Well, it's sadly a bit more complex, but yes, I can resign the existing rsa host key with sha-2.
We want to at some point:
* move the last few hosts using rsa host keys to ed25519 (all but pkgs and bastion host are already moved), but we are waiting for openssh to implement a host key migration step so it will be transparent to users. * drop ssh commits entirely sometime and move to https / token.
pkgs didn't get signed with the new sha-2 key because we didn't move it to the new ed25519 host key. I'll try and fix it later today.
kevin
On Fri, Jan 08, 2021 at 09:34:02AM -0800, Kevin Fenzi wrote:
- drop ssh commits entirely sometime and move to https / token.

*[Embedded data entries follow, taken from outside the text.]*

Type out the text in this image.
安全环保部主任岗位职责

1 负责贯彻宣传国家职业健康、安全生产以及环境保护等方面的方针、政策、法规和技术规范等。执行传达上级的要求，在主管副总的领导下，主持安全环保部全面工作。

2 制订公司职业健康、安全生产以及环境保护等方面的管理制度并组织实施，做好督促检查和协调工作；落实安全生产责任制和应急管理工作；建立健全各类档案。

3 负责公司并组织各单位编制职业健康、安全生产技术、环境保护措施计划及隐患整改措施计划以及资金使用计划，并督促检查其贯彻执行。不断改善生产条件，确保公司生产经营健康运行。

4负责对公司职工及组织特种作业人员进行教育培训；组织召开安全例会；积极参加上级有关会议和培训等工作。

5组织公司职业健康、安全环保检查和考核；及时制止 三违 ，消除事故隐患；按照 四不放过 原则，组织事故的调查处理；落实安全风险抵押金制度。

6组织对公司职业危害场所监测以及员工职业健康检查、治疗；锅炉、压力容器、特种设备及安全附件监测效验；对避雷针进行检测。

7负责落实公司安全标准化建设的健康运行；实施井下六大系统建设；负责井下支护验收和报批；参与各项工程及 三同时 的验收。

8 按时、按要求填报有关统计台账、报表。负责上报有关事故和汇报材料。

Token - Do you mean a pregenerated password which users store on their file system and which expires after three monts and the users needs to fiddle with some web pages to generate a new one? As Pagure does? In my opinion it is a terrible user experience and it's less safe. I recommend Kerberos.
-- Petr
On Mon, Jan 11, 2021 at 07:59:55AM +0100, Petr Pisar wrote:
On Fri, Jan 08, 2021 at 09:34:02AM -0800, Kevin Fenzi wrote:
- drop ssh commits entirely sometime and move to https / token.

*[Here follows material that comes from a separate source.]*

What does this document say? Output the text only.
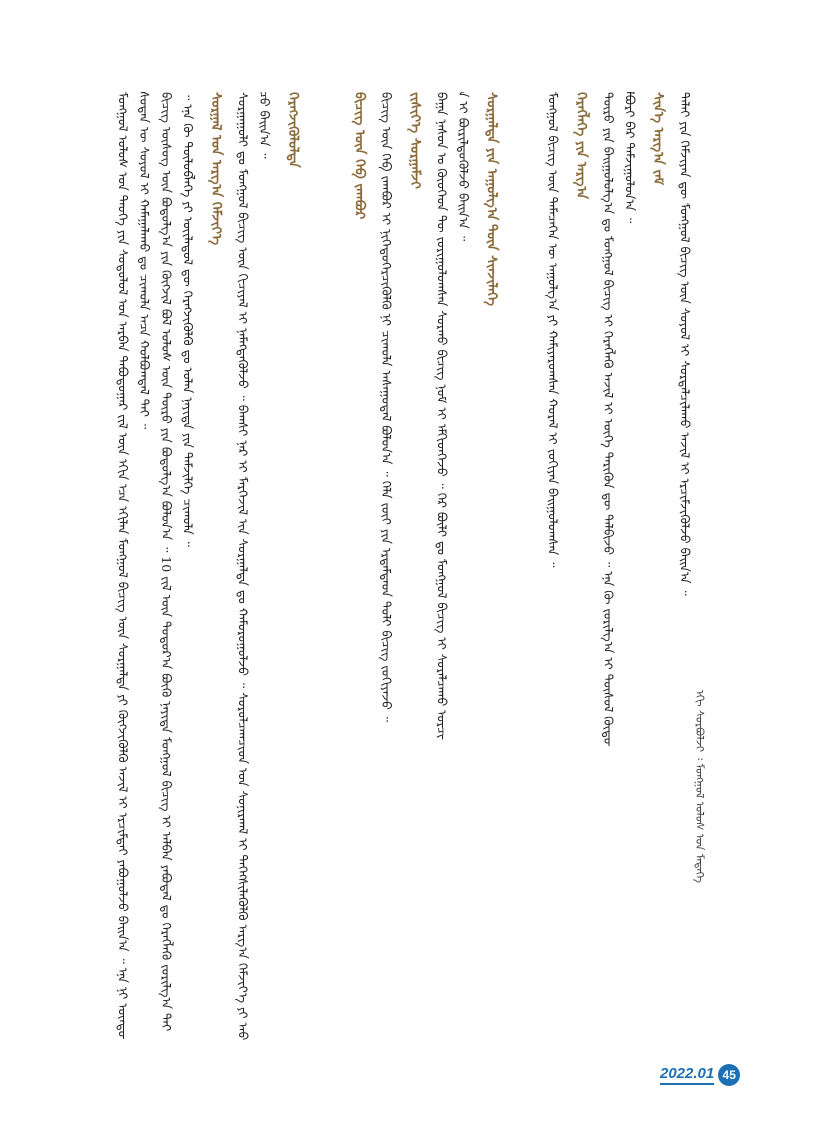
ᠮᠣᠩᠭᠣᠯ ᠤᠯᠤᠰ ᠤᠨ ᠲᠡᠦᠬᠡ ᠶᠢᠨ ᠰᠤᠳᠤᠯᠤᠯ ᠤᠨ ᠠᠷᠪᠠᠨ ᠲᠠᠪᠤᠳᠤᠭᠠᠷ ᠵᠢᠯ ᠦᠨ ᠡᠬᠢᠨ ᠡᠴᠡ ᠡᠬᠢᠯᠡᠨ ᠮᠣᠩᠭᠣᠯ ᠪᠢᠴᠢᠭ ᠦᠨ ᠰᠤᠷᠭᠠᠯᠲᠠ ᠶᠢ ᠬᠥᠭᠵᠢᠭᠦᠯᠬᠦ ᠠᠵᠢᠯ ᠢ ᠡᠷᠴᠢᠮᠲᠡᠢ ᠶᠠᠪᠤᠭᠤᠯᠵᠤ ᠪᠠᠢᠨ᠎ᠠ ᠃ ᠡᠨᠡ ᠨᠢ ᠦᠨᠳᠦᠰᠦᠲᠡᠨ ᠦ ᠰᠣᠶᠣᠯ ᠢ ᠬᠠᠮᠠᠭᠠᠯᠠᠬᠤ ᠳᠤ ᠴᠢᠬᠤᠯᠠ ᠠᠴᠠ ᠬᠣᠯᠪᠣᠭᠳᠠᠯ ᠲᠠᠢ ᠃ ᠪᠢᠴᠢᠭ ᠦᠰᠦᠭ ᠦᠨ ᠪᠣᠳᠤᠯᠭ᠎ᠠ ᠶᠢᠨ ᠬᠥᠭᠵᠢᠯ ᠪᠣᠯ ᠤᠯᠤᠰ ᠦᠨ ᠲᠥᠷᠥ ᠶᠢᠨ ᠪᠣᠳᠤᠯᠭ᠎ᠠ ᠪᠣᠯᠤᠨ᠎ᠠ ᠃ 10 ᠵᠢᠯ ᠦᠨ ᠳᠣᠲᠣᠷ᠎ᠠ ᠪᠥᠬᠥ ᠨᠡᠶᠢᠲᠡ ᠮᠣᠩᠭᠣᠯ ᠪᠢᠴᠢᠭ ᠢ ᠠᠯᠪᠠᠨ ᠶᠠᠪᠤᠳᠠᠯ ᠳᠤ ᠬᠡᠷᠡᠭᠯᠡᠬᠦ ᠵᠣᠷᠢᠯᠭ᠎ᠠ ᠲᠠᠢ ᠃ ᠡᠨᠡ ᠬᠦ ᠲᠥᠯᠥᠪᠯᠡᠭᠡ ᠶᠢ ᠦᠢᠯᠡᠳᠦᠯ ᠳᠦ ᠬᠡᠷᠡᠭᠵᠢᠭᠦᠯᠬᠦ ᠳᠤ ᠣᠯᠠᠨ ᠨᠡᠶᠢᠲᠡ ᠶᠢᠨ ᠳᠡᠮᠵᠢᠯᠭᠡ ᠴᠢᠬᠤᠯᠠ ᠃ ᠰᠤᠷᠭᠠᠯ ᠤᠨ ᠠᠷᠭ᠎ᠠ ᠬᠡᠮᠵᠢᠶ᠎ᠡ ᠰᠤᠷᠭᠠᠭᠤᠯᠢ ᠳᠤ ᠮᠣᠩᠭᠣᠯ ᠪᠢᠴᠢᠭ ᠦᠨ ᠬᠢᠴᠢᠶᠡᠯ ᠢ ᠨᠡᠮᠡᠭᠳᠡᠭᠦᠯᠵᠦ ᠃ ᠪᠠᠭᠰᠢ ᠨᠠᠷ ᠢ ᠮᠡᠷᠭᠡᠵᠢᠯ ᠢᠨ ᠰᠤᠷᠭᠠᠯᠲᠠ ᠳᠤ ᠬᠠᠮᠤᠷᠤᠭᠤᠯᠵᠤ ᠃ ᠰᠤᠷᠤᠯᠴᠠᠭᠴᠢᠳ ᠤᠨ ᠰᠣᠨᠢᠷᠬᠠᠯ ᠢ ᠳᠡᠭᠡᠭᠰᠢᠯᠡᠭᠦᠯᠬᠦ ᠠᠷᠭ᠎ᠠ ᠬᠡᠮᠵᠢᠶ᠎ᠡ ᠶᠢ ᠠᠪᠴᠤ ᠪᠠᠢᠨ᠎ᠠ ᠃ ᠬᠡᠷᠡᠭᠵᠢᠭᠦᠯᠦᠯᠲᠡ	ᠪᠢᠴᠢᠭ ᠦᠨ ᠬᠡᠪ ᠵᠠᠭᠪᠤᠷ ᠪᠢᠴᠢᠭ ᠦᠨ ᠬᠡᠪ ᠵᠠᠭᠪᠤᠷ ᠢ ᠨᠢᠭᠡᠳᠦᠭᠡᠷᠴᠢᠭᠦᠯᠬᠦ ᠨᠢ ᠴᠢᠬᠤᠯᠠ ᠠᠰᠠᠭᠤᠳᠠᠯ ᠪᠣᠯᠤᠨ᠎ᠠ ᠃ ᠬᠡᠯᠡ ᠵᠦᠢ ᠶᠢᠨ ᠡᠷᠳᠡᠮᠲᠡᠳ ᠲᠣᠯᠢ ᠪᠢᠴᠢᠭ ᠵᠣᠬᠢᠶᠠᠵᠤ ᠃ ᠵᠢᠱᠢᠶ᠎ᠡ ᠰᠤᠷᠭᠠᠮᠵᠢ ᠪᠠᠭᠠ ᠨᠠᠰᠤᠨ ᠤ ᠬᠦᠦᠬᠡᠳ ᠲᠦ ᠵᠣᠷᠢᠭᠤᠯᠤᠭᠰᠠᠨ ᠰᠤᠷᠬᠤ ᠪᠢᠴᠢᠭ ᠨᠣᠮ ᠢ ᠡᠮᠬᠢᠳᠬᠡᠵᠦ ᠃ ᠭᠡᠷ ᠪᠦᠯᠢ ᠳᠤ ᠮᠣᠩᠭᠣᠯ ᠪᠢᠴᠢᠭ ᠢ ᠰᠤᠷᠠᠯᠴᠠᠬᠤ ᠣᠷᠴᠢᠨ ᠢ ᠪᠦᠷᠢᠯᠳᠦᠭᠦᠯᠵᠦ ᠪᠠᠢᠨ᠎ᠠ ᠃ ᠰᠤᠷᠭᠠᠯᠲᠠ ᠶᠢᠨ ᠠᠭᠤᠯᠭ᠎ᠠ ᠳᠦᠨ ᠰᠢᠨᠵᠢᠯᠡᠭᠡ	ᠮᠣᠩᠭᠣᠯ ᠪᠢᠴᠢᠭ ᠦᠨ ᠲᠡᠮᠡᠴᠡᠭᠡᠨ ᠦ ᠠᠭᠤᠯᠭ᠎ᠠ ᠶᠢ ᠬᠠᠮᠢᠶᠠᠷᠤᠭᠰᠠᠨ ᠬᠤᠷᠠᠯ ᠢ ᠵᠣᠬᠢᠶᠠᠨ ᠪᠠᠢᠭᠤᠯᠤᠭᠰᠠᠨ ᠃ ᠬᠡᠷᠡᠭᠯᠡᠭᠡ ᠶᠢᠨ ᠠᠷᠭ᠎ᠠ ᠲᠥᠷᠥ ᠶᠢᠨ ᠪᠠᠢᠭᠤᠯᠤᠯᠭ᠎ᠠ ᠳᠤ ᠮᠣᠩᠭᠣᠯ ᠪᠢᠴᠢᠭ ᠢ ᠬᠡᠷᠡᠭᠯᠡᠬᠦ ᠠᠵᠢᠯ ᠢ ᠦᠭᠡ ᠲᠡᠷᠢᠭᠦᠨ ᠳᠦ ᠲᠠᠯᠪᠢᠵᠤ ᠃ ᠡᠨᠡ ᠬᠦ ᠵᠣᠷᠢᠯᠭ᠎ᠠ ᠢ ᠲᠥᠰᠦᠯ ᠬᠥᠲᠦᠯᠪᠦᠷᠢ ᠪᠡᠷ ᠳᠠᠮᠵᠢᠭᠤᠯᠤᠨ᠎ᠠ ᠃ ᠰᠢᠨ᠎ᠡ ᠠᠷᠭ᠎ᠠ ᠵᠠᠮ ᠳᠠᠯᠠᠢ ᠶᠢᠨ ᠬᠡᠮᠵᠢᠶᠡᠨ ᠳᠦ ᠮᠣᠩᠭᠣᠯ ᠪᠢᠴᠢᠭ ᠦᠨ ᠰᠣᠶᠣᠯ ᠢ ᠰᠤᠷᠲᠠᠯᠴᠢᠯᠠᠬᠤ ᠠᠵᠢᠯ ᠢ ᠡᠷᠴᠢᠮᠵᠢᠭᠦᠯᠵᠦ ᠪᠠᠢᠨ᠎ᠠ ᠃
ᠡᠬᠢ ᠰᠤᠷᠪᠤᠯᠵᠢ ᠄ ᠮᠣᠩᠭᠣᠯ ᠤᠯᠤᠰ ᠤᠨ ᠮᠡᠳᠡᠭᠡ
2022.01 45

Token - Do you mean a pregenerated password which users store on their file system and which expires after three monts and the users needs to fiddle with some web pages to generate a new one? As Pagure does? In my opinion it is a terrible user experience and it's less safe. I recommend Kerberos.

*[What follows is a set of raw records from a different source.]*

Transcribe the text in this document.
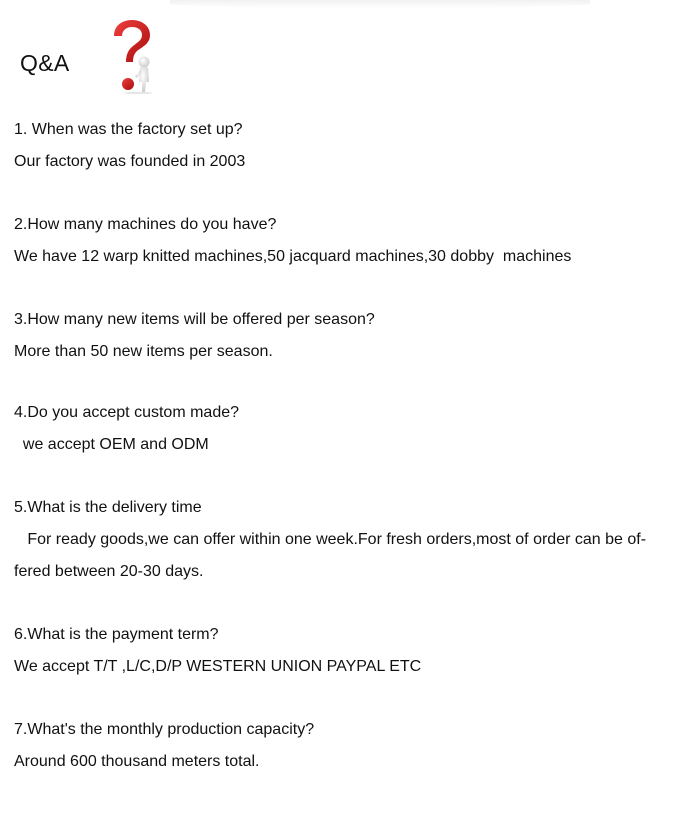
Q&A
1. When was the factory set up?
Our factory was founded in 2003
2.How many machines do you have?
We have 12 warp knitted machines,50 jacquard machines,30 dobby  machines
3.How many new items will be offered per season?
More than 50 new items per season.
4.Do you accept custom made?
we accept OEM and ODM
5.What is the delivery time
For ready goods,we can offer within one week.For fresh orders,most of order can be of-
fered between 20-30 days.
6.What is the payment term?
We accept T/T ,L/C,D/P WESTERN UNION PAYPAL ETC
7.What's the monthly production capacity?
Around 600 thousand meters total.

Yes, tokens. Kerberos is not very feasable due to various constraints.
But nothing is set yet, we are still exploring the best options.
kevin
On Wed, Jan 13, 2021 at 02:12:30PM -0800, Kevin Fenzi wrote:
Yes, tokens. Kerberos is not very feasable due to various constraints.
I'm curious what the constraints are.
On Wed, Jan 13, 2021 at 05:20:16PM -0500, Matthew Miller wrote:
On Wed, Jan 13, 2021 at 02:12:30PM -0800, Kevin Fenzi wrote:
Yes, tokens. Kerberos is not very feasable due to various constraints.
I'm curious what the constraints are.
Currently the reason ssh works is because users in the packager group have actual, real, full accounts on the server. We then override the command(s) they can run to the pagure wrapper. We want to move away from any users have any kind of 'real' accounts there.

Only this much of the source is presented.